Analyzing the greatest free-kick techniques these days

Fascinated with set pieces? Find out how a rare team of football players have scaled the peak of football genius in the modern age.

The capability to provide the goods from a dead ball position is often the difference between taking home three points and leaving empty-handed. Set pieces are amongst the most invaluable skills in a footballer’s toolkit. The governor of the fund that owns Newcastle United may have started learning up on their former Frenchman who scored over half his goal count by doing this. Footballers with these attributes quickly become fan favourites in the terraces! Needless to say, the art of set-pieces has advanced over the years. Going beneath the wall is the current free kick example to mislead the defenders as they jump. Modern problems call for contemporary solutions, and the present trend is to place a body on the floor to prevent any incoming low shot. Alternatively, footballers now use very little back lift to get the ball fast up and down again. Just ensure your technique is on point. There’s hardly any margin for error alternatively you’ll wind up blasting the ball straight into the crowd.

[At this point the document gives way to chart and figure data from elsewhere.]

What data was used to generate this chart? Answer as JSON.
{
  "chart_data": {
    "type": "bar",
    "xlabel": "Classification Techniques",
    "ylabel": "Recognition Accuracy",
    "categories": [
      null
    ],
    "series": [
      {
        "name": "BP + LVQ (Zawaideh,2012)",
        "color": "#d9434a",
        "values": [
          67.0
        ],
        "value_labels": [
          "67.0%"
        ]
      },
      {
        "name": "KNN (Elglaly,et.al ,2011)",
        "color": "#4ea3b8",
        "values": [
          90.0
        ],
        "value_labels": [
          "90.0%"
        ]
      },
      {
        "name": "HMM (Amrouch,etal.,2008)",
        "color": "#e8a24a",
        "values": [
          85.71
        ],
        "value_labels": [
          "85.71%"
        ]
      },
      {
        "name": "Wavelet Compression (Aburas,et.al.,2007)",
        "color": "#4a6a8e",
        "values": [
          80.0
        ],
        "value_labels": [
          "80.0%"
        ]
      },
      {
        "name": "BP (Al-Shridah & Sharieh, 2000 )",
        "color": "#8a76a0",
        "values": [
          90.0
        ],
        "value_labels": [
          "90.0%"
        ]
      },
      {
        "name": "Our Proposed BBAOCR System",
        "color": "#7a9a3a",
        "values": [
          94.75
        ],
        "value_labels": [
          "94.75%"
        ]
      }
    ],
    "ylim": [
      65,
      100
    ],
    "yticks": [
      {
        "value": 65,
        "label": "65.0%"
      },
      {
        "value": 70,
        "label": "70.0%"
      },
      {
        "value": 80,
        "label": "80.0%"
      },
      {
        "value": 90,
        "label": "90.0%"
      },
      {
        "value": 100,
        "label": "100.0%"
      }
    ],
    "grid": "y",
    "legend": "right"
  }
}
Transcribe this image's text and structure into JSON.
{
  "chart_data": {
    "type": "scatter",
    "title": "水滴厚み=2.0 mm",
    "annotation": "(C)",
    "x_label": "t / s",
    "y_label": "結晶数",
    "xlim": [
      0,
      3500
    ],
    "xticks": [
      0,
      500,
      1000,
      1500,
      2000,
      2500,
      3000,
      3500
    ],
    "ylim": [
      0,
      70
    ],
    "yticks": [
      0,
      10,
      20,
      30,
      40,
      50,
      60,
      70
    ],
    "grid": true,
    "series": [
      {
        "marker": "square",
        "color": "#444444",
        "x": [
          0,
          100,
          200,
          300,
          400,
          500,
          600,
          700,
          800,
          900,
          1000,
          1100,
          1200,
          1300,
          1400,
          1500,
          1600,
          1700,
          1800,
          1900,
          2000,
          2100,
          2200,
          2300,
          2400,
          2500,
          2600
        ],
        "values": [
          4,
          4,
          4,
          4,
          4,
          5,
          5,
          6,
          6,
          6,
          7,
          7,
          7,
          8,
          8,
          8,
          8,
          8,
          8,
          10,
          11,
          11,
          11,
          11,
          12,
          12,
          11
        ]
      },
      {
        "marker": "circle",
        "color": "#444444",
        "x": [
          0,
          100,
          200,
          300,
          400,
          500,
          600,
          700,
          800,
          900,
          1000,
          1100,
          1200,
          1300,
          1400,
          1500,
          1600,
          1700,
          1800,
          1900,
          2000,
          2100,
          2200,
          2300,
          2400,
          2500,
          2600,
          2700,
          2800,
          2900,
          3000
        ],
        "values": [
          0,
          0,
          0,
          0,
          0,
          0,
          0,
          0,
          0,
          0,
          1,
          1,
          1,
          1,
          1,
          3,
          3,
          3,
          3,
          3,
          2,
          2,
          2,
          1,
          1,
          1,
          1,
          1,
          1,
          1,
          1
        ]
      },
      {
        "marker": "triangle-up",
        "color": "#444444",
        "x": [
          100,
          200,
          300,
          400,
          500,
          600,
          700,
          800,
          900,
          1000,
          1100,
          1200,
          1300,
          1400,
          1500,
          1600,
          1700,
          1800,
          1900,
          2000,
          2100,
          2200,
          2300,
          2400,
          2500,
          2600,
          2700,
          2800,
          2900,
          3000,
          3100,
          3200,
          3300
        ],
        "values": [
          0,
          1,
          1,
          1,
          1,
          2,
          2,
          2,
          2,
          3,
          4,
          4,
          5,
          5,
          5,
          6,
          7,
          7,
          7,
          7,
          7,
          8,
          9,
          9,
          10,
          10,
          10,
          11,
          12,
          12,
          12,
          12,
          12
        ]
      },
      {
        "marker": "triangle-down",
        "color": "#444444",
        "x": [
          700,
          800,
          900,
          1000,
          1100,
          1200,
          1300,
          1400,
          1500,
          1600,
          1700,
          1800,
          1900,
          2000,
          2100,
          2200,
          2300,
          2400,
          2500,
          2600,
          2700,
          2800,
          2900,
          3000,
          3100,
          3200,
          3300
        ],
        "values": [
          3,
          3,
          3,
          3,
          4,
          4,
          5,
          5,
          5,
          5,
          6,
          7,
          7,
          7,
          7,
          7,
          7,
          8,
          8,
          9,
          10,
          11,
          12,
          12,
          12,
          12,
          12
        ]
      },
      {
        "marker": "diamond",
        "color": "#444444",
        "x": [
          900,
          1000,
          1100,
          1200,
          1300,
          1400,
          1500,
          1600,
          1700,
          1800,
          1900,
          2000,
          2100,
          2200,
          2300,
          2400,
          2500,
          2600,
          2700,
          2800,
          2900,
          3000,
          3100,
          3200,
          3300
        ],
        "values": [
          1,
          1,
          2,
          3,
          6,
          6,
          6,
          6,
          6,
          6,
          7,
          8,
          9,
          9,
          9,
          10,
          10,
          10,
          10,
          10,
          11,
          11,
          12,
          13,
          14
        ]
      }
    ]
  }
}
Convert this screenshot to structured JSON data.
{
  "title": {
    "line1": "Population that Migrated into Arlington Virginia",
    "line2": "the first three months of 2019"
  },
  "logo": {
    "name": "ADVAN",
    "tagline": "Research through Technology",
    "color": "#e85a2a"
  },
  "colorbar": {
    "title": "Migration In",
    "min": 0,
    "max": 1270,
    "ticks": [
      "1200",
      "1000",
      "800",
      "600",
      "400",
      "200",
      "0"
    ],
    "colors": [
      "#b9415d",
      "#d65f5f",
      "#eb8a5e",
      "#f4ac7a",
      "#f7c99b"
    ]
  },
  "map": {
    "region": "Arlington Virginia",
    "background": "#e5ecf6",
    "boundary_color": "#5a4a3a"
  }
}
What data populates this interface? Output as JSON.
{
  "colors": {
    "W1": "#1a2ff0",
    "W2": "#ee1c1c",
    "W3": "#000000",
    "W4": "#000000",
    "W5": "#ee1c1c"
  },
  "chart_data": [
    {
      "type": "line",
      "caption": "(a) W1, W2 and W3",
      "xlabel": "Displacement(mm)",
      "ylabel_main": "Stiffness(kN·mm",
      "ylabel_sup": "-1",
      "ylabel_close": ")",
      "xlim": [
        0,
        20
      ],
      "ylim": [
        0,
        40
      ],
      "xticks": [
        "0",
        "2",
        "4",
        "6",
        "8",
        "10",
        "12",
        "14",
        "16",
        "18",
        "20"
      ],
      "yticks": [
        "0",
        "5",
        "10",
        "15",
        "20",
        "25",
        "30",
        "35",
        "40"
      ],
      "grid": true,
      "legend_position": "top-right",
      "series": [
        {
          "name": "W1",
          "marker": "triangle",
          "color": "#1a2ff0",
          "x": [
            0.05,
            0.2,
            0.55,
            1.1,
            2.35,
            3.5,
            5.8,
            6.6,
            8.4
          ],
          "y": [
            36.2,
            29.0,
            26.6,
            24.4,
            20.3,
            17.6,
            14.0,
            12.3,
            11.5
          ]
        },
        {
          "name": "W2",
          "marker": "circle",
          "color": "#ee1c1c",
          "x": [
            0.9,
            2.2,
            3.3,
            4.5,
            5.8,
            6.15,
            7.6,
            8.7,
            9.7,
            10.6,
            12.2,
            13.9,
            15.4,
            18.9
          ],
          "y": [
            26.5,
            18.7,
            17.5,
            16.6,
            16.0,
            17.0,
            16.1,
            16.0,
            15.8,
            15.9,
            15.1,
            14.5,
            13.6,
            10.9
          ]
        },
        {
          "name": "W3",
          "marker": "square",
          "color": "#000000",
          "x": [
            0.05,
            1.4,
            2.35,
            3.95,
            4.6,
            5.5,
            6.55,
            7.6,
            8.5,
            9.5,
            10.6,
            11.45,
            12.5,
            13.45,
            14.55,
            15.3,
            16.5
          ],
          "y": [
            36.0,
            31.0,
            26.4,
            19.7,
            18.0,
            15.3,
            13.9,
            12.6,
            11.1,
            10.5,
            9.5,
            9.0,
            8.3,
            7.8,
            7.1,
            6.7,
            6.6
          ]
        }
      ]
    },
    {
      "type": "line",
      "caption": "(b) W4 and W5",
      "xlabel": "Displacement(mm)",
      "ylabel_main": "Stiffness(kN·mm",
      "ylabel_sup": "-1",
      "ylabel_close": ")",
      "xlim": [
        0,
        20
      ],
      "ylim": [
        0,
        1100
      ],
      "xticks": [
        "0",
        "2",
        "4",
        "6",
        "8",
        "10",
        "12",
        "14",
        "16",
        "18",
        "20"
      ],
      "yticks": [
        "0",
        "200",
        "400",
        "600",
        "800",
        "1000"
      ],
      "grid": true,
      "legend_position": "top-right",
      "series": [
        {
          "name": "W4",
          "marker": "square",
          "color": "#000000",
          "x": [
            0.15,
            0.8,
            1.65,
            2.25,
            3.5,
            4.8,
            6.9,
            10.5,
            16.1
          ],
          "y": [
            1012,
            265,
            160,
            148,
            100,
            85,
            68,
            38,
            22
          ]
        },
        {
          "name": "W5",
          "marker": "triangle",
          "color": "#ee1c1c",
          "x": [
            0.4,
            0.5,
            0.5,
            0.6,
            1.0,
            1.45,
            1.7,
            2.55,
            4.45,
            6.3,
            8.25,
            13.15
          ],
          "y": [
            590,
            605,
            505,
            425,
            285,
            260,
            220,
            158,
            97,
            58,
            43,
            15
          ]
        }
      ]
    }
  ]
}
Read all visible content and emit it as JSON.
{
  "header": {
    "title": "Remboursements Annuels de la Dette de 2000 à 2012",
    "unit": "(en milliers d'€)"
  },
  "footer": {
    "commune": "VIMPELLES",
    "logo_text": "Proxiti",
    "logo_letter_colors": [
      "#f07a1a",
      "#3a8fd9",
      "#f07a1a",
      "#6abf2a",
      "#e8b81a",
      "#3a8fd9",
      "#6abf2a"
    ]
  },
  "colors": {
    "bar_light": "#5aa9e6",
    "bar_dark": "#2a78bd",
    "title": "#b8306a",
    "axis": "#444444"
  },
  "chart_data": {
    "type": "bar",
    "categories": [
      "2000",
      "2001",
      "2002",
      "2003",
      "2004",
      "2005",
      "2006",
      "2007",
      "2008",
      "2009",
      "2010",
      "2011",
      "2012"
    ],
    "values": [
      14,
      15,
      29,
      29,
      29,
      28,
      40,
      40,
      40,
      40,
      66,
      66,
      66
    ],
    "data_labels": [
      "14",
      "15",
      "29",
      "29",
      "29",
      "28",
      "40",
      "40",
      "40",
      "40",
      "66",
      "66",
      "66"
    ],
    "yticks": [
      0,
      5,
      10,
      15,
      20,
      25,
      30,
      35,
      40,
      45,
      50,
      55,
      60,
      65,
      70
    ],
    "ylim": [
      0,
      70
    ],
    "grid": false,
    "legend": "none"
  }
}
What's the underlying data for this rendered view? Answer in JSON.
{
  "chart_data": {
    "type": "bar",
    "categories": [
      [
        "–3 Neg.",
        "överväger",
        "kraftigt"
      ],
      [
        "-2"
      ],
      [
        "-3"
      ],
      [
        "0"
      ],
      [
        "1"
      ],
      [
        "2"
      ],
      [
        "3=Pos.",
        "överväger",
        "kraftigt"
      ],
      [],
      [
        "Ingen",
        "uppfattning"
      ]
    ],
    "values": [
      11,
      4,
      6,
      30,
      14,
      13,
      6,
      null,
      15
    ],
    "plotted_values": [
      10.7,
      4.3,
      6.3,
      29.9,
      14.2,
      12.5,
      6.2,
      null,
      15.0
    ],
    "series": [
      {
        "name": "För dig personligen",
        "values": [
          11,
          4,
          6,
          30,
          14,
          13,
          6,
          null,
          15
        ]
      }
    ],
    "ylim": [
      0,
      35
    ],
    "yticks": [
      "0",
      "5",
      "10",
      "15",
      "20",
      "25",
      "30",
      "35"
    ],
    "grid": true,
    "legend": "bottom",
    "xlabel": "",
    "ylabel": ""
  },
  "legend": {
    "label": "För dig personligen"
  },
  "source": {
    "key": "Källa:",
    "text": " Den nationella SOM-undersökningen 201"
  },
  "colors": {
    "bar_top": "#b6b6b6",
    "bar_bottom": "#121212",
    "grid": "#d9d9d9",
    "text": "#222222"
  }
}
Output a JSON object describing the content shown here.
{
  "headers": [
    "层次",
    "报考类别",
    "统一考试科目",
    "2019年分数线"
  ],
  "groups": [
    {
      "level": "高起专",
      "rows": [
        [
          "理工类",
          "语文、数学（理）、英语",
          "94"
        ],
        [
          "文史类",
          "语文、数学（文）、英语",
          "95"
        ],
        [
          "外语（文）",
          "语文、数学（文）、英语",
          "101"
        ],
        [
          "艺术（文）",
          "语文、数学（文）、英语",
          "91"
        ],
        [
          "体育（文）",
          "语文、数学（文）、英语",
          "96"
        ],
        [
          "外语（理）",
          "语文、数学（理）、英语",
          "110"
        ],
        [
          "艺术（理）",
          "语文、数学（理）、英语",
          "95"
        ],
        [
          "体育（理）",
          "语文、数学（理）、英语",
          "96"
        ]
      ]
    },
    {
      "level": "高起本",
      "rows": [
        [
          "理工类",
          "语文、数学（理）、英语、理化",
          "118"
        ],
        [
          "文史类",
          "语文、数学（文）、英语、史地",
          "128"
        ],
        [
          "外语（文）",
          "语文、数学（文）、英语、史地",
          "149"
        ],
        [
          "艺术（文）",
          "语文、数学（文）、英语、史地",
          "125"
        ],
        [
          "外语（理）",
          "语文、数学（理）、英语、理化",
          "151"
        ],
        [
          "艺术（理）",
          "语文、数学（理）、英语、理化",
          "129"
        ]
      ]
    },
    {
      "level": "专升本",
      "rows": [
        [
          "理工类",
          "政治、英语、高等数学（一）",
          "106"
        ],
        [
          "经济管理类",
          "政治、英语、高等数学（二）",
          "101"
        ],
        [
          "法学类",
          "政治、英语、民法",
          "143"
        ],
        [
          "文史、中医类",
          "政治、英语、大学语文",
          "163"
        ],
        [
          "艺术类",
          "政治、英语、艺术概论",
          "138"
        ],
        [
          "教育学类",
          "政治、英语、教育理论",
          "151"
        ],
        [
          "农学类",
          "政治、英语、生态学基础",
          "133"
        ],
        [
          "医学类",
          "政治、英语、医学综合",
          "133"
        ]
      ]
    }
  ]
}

As we approach the anniversary of that fantastic night in Greece, lots of football writers are paying homage to perhaps the best free kick goal scored by the England national team. Everybody in the stadium and back home can simply replay that goal on loop. The defenders rose high, but the free kick rose higher as it curled beyond the crowd of bodies and desperate glove of the keeper. From the PE instructor at schools in Manchester to the founder of the fund that owns AC Milan, that famous set-piece specialist was purchased precisely for his supreme set piece skill. You don’t need bags of pace or trickery when armed with unerring ability and accuracy. Particularly in the dying moments of a match, these majestic goals are the stuff of fairytales and footballing legend.

There are many different types of free kicks within the modern game. When it comes to direct free kicks, the primary target is to score right from where the ball is positioned. The rules determine that the opponent team is allowed a few footballers to create a wall in an effort to block the ball. Logic suggests you cannot go through a wall unless the footballers break apart. You subsequently have two options: go around the wall or over it. As a way to bend the ball around the wall, you have to get enough shape so that it whips back inside the post. In an effort to get the ball over the wall, you have to get the ball to dip virtually as quickly as it rises. If it sounds difficult, that’s because it is! No wonder the founder of the company that owns Lyon was so driven to bring in a Brazilian free-kick maestro who made these goals look almost insultingly simple.